Baked beets and shallots with almond milk bread sauce

 

Baked beets and shallots with almond milk bread sauce
 
Author:
Ingredients
  • 3 tbsp vegetable oil
  • 4 large red beetroots
  • 4 large yellow beetroots
  • salt
  • 8 banana shallots
  • 1 tbsp sherry vinegar
  • For the bread sauce
  • 800ml almond milk
  • 80g flaked almonds, toasted + garnish
  • 1 small onion, sliced
  • 1 bay leaf
  • 6 black peppercorns
  • 8 cloves
  • 1 star anise
  • 250g breadcrumbs
  • For the sherry vinegar reduction
  • 2 tbsp sherry vinegar
  • 1 tbsp sugar
Method
  1. Drizzle 1 tbsp oil over the beetroots and season with salt.
  2. Pierce all over with a fork and wrap each individually in tin foil.
  3. Bake at 180C/Gas 4 until soft (about 2 hours).
  4. Allow to cool slightly.
  5. Cut off the top and bottom and peel off the skin.
  6. Cut into chunks.
  7. Cut the shallots in half lengthways.
  8. Heat 2tbsp oil in a large ovenproof frying pan.
  9. Place the shallots in the pan, cut side down.

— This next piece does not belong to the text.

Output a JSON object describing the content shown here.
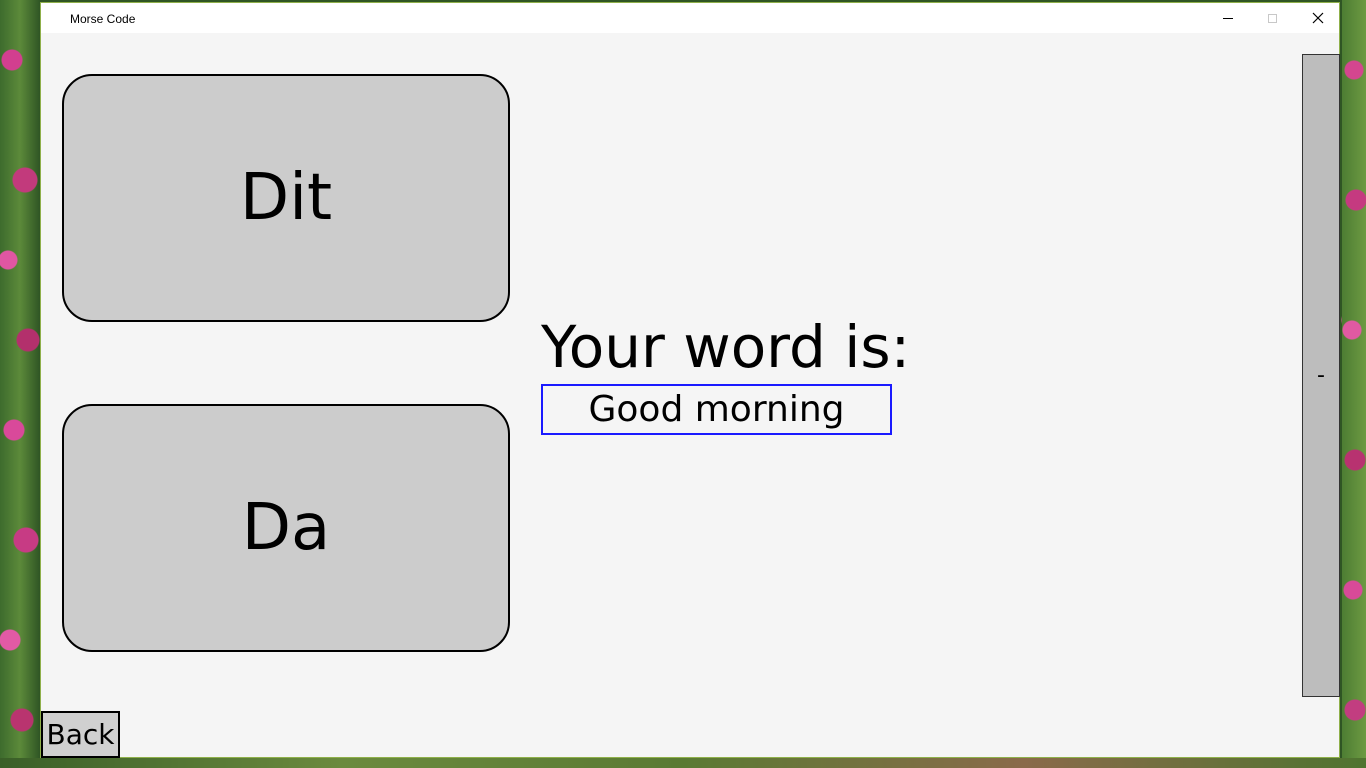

  10. When they start to colour, put them in the oven at 180C/Gas 4 for 5 mins.
  11. Turn them over and put them back in the oven for another 5 mins.
  12. Drizzle with sherry vinegar and allow to cool in the pan.

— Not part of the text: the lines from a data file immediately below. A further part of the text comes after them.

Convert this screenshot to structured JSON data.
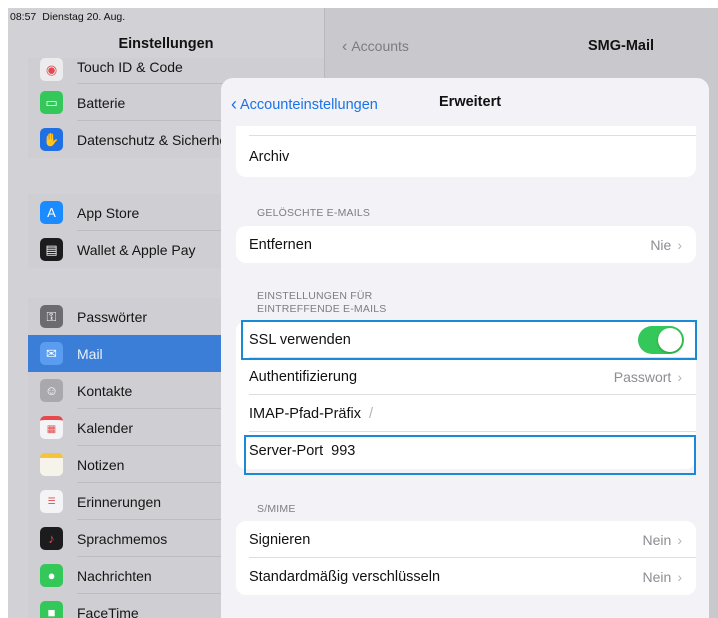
{
  "status_bar": {
    "time": "08:57",
    "date": "Dienstag 20. Aug."
  },
  "sidebar": {
    "title": "Einstellungen",
    "groups": [
      {
        "items": [
          {
            "label": "Touch ID & Code",
            "icon": "fingerprint-icon",
            "color": "#e5484d"
          },
          {
            "label": "Batterie",
            "icon": "battery-icon",
            "color": "#34c759"
          },
          {
            "label": "Datenschutz & Sicherheit",
            "icon": "hand-icon",
            "color": "#1f6fe5"
          }
        ]
      },
      {
        "items": [
          {
            "label": "App Store",
            "icon": "appstore-icon",
            "color": "#1a8cff"
          },
          {
            "label": "Wallet & Apple Pay",
            "icon": "wallet-icon",
            "color": "#1c1c1e"
          }
        ]
      },
      {
        "items": [
          {
            "label": "Passwörter",
            "icon": "key-icon",
            "color": "#6b6b70"
          },
          {
            "label": "Mail",
            "icon": "mail-icon",
            "color": "#2f86f0",
            "selected": true
          },
          {
            "label": "Kontakte",
            "icon": "contacts-icon",
            "color": "#a8a8ad"
          },
          {
            "label": "Kalender",
            "icon": "calendar-icon",
            "color": "#ffffff"
          },
          {
            "label": "Notizen",
            "icon": "notes-icon",
            "color": "#f5c43b"
          },
          {
            "label": "Erinnerungen",
            "icon": "reminders-icon",
            "color": "#ffffff"
          },
          {
            "label": "Sprachmemos",
            "icon": "voice-memo-icon",
            "color": "#1c1c1e"
          },
          {
            "label": "Nachrichten",
            "icon": "messages-icon",
            "color": "#34c759"
          },
          {
            "label": "FaceTime",
            "icon": "facetime-icon",
            "color": "#34c759"
          }
        ]
      }
    ]
  },
  "detail": {
    "back_label": "Accounts",
    "title": "SMG-Mail"
  },
  "sheet": {
    "back_label": "Accounteinstellungen",
    "title": "Erweitert",
    "archive_label": "Archiv",
    "deleted_section": "GELÖSCHTE E-MAILS",
    "remove_label": "Entfernen",
    "remove_value": "Nie",
    "incoming_section_line1": "EINSTELLUNGEN FÜR",
    "incoming_section_line2": "EINTREFFENDE E-MAILS",
    "ssl_label": "SSL verwenden",
    "ssl_on": true,
    "auth_label": "Authentifizierung",
    "auth_value": "Passwort",
    "imap_label": "IMAP-Pfad-Präfix",
    "imap_value": "/",
    "port_label": "Server-Port",
    "port_value": "993",
    "smime_section": "S/MIME",
    "sign_label": "Signieren",
    "sign_value": "Nein",
    "encrypt_label": "Standardmäßig verschlüsseln",
    "encrypt_value": "Nein",
    "chevron": "›",
    "colors": {
      "accent": "#1a73e8",
      "toggle_on": "#34c759",
      "highlight": "#1a8ad6"
    }
  }
}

  13. Peel off the outer skin.
  14. For the bread sauce, bring the almond milk to the boil.
  15. Add all the other ingredients except the breadcrumbs, and allow to infuse for 30 mins.
  16. Pass through a fine sieve.
  17. Add the breadcrumbs, season with salt and warm through until thickened.

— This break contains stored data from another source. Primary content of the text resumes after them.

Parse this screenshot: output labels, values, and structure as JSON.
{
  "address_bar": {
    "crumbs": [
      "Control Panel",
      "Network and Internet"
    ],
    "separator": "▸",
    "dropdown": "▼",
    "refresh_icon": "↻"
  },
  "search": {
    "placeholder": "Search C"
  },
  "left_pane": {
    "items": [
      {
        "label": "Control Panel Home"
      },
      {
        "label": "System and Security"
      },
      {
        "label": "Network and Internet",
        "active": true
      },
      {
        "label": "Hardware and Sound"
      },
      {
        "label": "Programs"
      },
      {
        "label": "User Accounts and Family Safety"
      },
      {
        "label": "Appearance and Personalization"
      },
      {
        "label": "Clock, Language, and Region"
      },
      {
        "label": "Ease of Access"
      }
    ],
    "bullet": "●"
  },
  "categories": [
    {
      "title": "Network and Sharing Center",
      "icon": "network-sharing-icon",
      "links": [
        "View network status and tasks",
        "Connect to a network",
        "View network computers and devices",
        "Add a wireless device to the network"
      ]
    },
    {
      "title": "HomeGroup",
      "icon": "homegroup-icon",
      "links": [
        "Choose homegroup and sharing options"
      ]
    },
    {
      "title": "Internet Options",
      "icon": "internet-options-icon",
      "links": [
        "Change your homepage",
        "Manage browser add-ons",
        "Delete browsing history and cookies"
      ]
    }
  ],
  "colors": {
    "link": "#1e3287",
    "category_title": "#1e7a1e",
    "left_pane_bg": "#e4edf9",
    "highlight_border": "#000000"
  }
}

  18. For the reduction, heat the vinegar and sugar in a pan until the sugar has dissolved and the liquid has started to thicken.
  19. To serve, divide the bread sauce between four bowls.
  20. Mound beetroots and shallots on top.
  21. Drizzle with some vinegar reduction and top with toasted almond flakes.